Climate change is raising the risk, rate and cost of sewage failures. Floods are becoming more common, leading to backups that frequently overwhelm wastewater treatment systems. Exacerbating the issue, America’s infrastructure is woefully outdated; the EPA estimates that nearly $700 billion in investments is needed to simply maintain existing wastewater, stormwater and other clean water pipelines over the next 20 years.
Matthew Rosenthal and Billy Gilmartin, both of whom hail from the wastewater treatment industry, saw an opportunity to help solve the problem with tech — in a small way, at least. Five years ago, the pair co-founded SewerAI, which taps AI to automate the types of data capture and defect tagging that make up a sewer inspection.
“Most infrastructure was built post-WW2 and is reaching the end of its useful life, leading to more frequent failures and increased costs,” Rosenthal told TechCrunch. “SewerAI revolutionizes underground infrastructure inspection and management with its AI-driven software-as-a-service platform.”
SewerAI began as Rosenthal’s side project; he’d started taking online courses on AI after co-launching two wastewater analysis and services firms. While experimenting with AI models to predict sewer defects in inspection videos, Rosenthal recruited the help of Gilmartin, who was working at a sewer inspection company at the time.

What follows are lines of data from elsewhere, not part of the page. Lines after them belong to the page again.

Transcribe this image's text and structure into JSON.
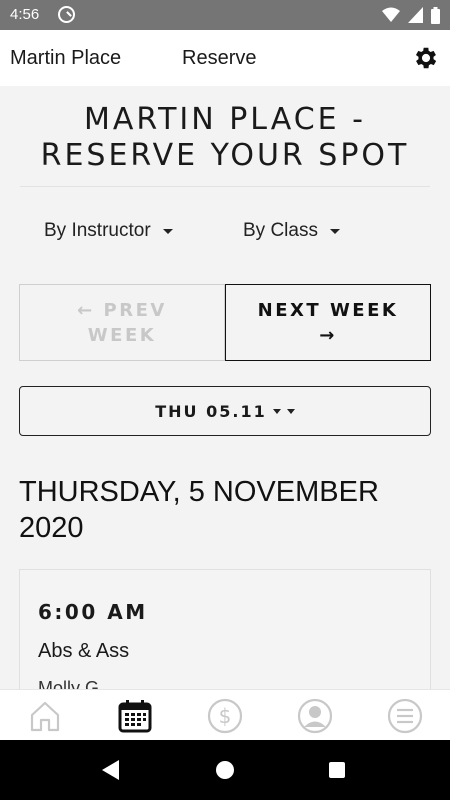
{
  "status_bar": {
    "time": "4:56"
  },
  "app_bar": {
    "location": "Martin Place",
    "section": "Reserve"
  },
  "page_title": "MARTIN PLACE -\nRESERVE YOUR SPOT",
  "filters": {
    "instructor": "By Instructor",
    "class": "By Class"
  },
  "week_nav": {
    "prev": "← PREV WEEK",
    "next": "NEXT WEEK →"
  },
  "date_selector": {
    "value": "THU 05.11"
  },
  "day_heading": "THURSDAY, 5 NOVEMBER 2020",
  "classes": [
    {
      "time": "6:00 AM",
      "name": "Abs & Ass",
      "instructor": "Molly G"
    }
  ],
  "bottom_nav": {
    "items": [
      "home-icon",
      "calendar-icon",
      "dollar-icon",
      "profile-icon",
      "menu-icon"
    ],
    "active": "calendar-icon"
  },
  "colors": {
    "status_bar": "#757575",
    "active_icon": "#111111",
    "inactive_icon": "#c8c8c8"
  }
}
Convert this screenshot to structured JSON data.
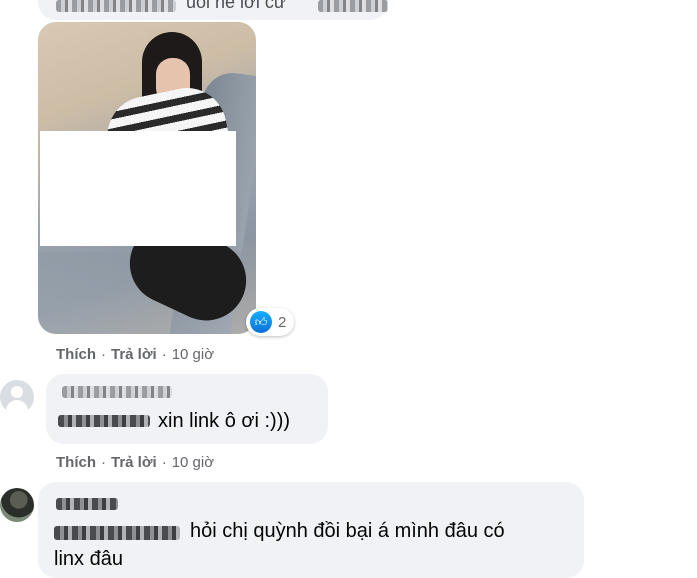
{
  "top_comment": {
    "text_partial": "uổi nè lơi cư"
  },
  "reaction": {
    "icon": "like-icon",
    "count": "2"
  },
  "first_actions": {
    "like": "Thích",
    "reply": "Trả lời",
    "time": "10 giờ",
    "separator": "·"
  },
  "second_comment": {
    "text": "xin link ô ơi :)))"
  },
  "second_actions": {
    "like": "Thích",
    "reply": "Trả lời",
    "time": "10 giờ",
    "separator": "·"
  },
  "third_comment": {
    "line1": "hỏi chị quỳnh đồi bại á mình đâu có",
    "line2": "linx đâu"
  },
  "colors": {
    "bubble": "#f0f2f5",
    "meta_text": "#65676b",
    "like_blue": "#0a6fd8"
  }
}
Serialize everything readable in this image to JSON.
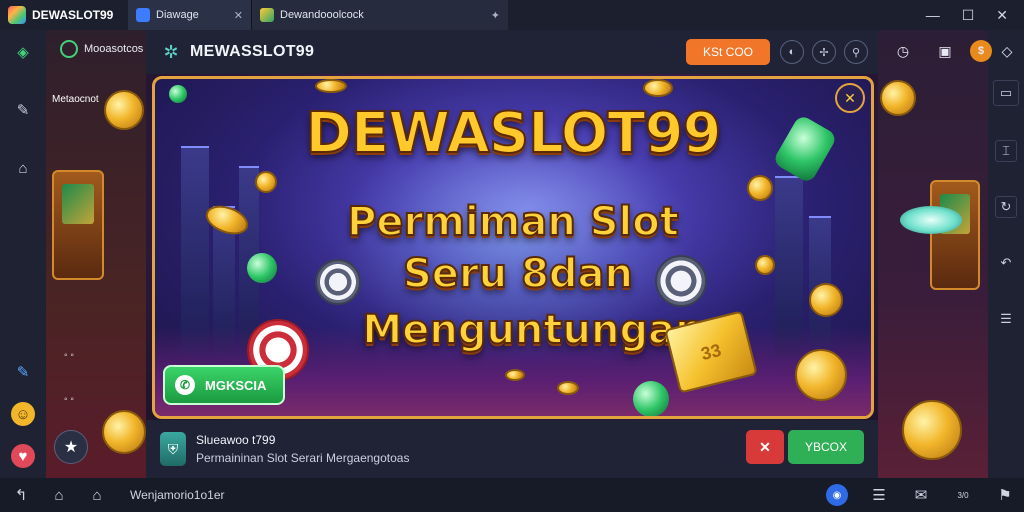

Today, SewerAI — whose customers span municipalities, utilities and private contractors — sells cloud-based, AI-powered subscription products designed to streamline field inspections and data management of sewer infrastructure.
One of those products, Pioneer, allows field inspectors to upload inspection data to the cloud and tag issues — data that project managers can then use to plan fixes to pipes. Another tool, AutoCode, automatically tags inspections of pipes and manholes, creating 3D models of infrastructure from videos captured on a GoPro or other camera.
“Legacy incumbents offer on-premise or on-truck software that has seen very little innovation in the last 20 years,” Rosenthal said. “SewerAI’s technology increases top and bottom lines by enabling more inspections per day at a lower cost.”
SewerAI isn’t alone in the nascent market for AI-assisted pipe inspection. The company’s rivals include Subterra, which maps, analyzes and forecasts problems with pipelines; Clear Object, which offers software that analyzes footage from pipe inspections for damage; and Pallon, which develops algorithms to spot potential problems inside sewers from still images.
What sets SewerAI apart, Rosenthal claims, is the quality of its data — specifically the quality of its model training data. Rosenthal says that SewerAI has footage of inspections of 135 million feet of pipes from municipalities and independent contractors. While just a fraction of the 6.8 billion feet of sewer pipes in the U.S., it’s a large enough data set to train a competitive defect-detecting AI, Rosenthal says.
“Our products streamline field inspections and data management, enabling clients to proactively manage infrastructure instead of reacting to emergencies,” Rosenthal said.
SewerAI’s sales pitch won over investors like Innovius Capital, who along with others poured $15 million into SewerAI’s most recent fundraising round. Bringing SewerAI’s total raised to $25 million, the cash will be put toward go-to-market expansion, AI model training, hiring and expanding SewerAI’s product portfolio beyond inspection tools.
“SewerAI is continuing to grow, and we’re seeing an acceleration in demand for our platform as we enable people to do more with existing budgets, which has resulted in us closing our first seven-figure contracts,” Rosenthal said.